Menurutnya, pihaknya juga telah melakukan diskusi dan sosialisasi terkait peraturan kewajiban produsen batu bara untuk memenuhi pasokan dalam negeri (DMO) kepada seluruh perusahaan batu bara.
Berdasarkan dokumen yang diterima CNBC Indonesia, Direktur Jenderal Mineral dan Batu Bara (Dirjen Minerba) Kementerian ESDM Ridwan Djamaluddin mengirimkan surat keputusan perihal "Pelarangan Penjualan Batu Bara ke Luar Negeri" kepada Direktur Jenderal Perdagangan Luar Negeri, Direktur Jenderal Bea dan Cukai, serta Direktur Jenderal Perhubungan Laut pada 7 Agustus 2021.

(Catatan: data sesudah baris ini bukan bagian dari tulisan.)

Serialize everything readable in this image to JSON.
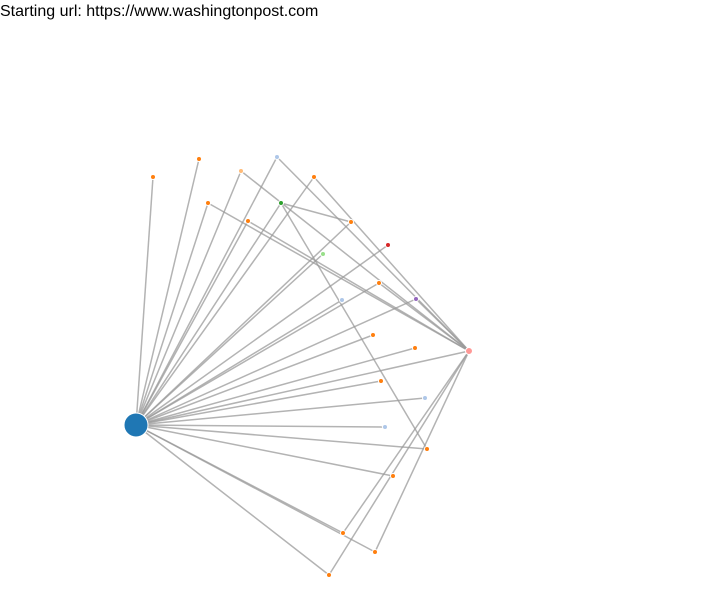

Dalam surat tersebut lah, Dirjen Minerba meminta kepada ketiga unsur pemangku kepentingan tersebut untuk melakukan pembekuan Eksportir Terdaftar (ET) kepada 34 perusahaan batu bara tersebut.
"Berdasarkan hal-hal tersebut di atas, kami mohon kerja sama Saudara untuk melakukan pembekuan Eksportir Terdaftar (ET), menghentikan pelayanan Pemberitahuan Ekspor Barang (PEB) dan tidak menerbitkan Surat Persetujuan Berlayar (SPB) untuk tujuan penjualan batu bara ke luar negeri sesuai dengan kewenangan Saudara kepada 34 perusahaan sebagaimana terlampir sampai dengan terpenuhinya kebutuhan batu bara sesuai kontrak penjualan sebagaimana dimaksud pada angka 3," isi bunyi surat tersebut.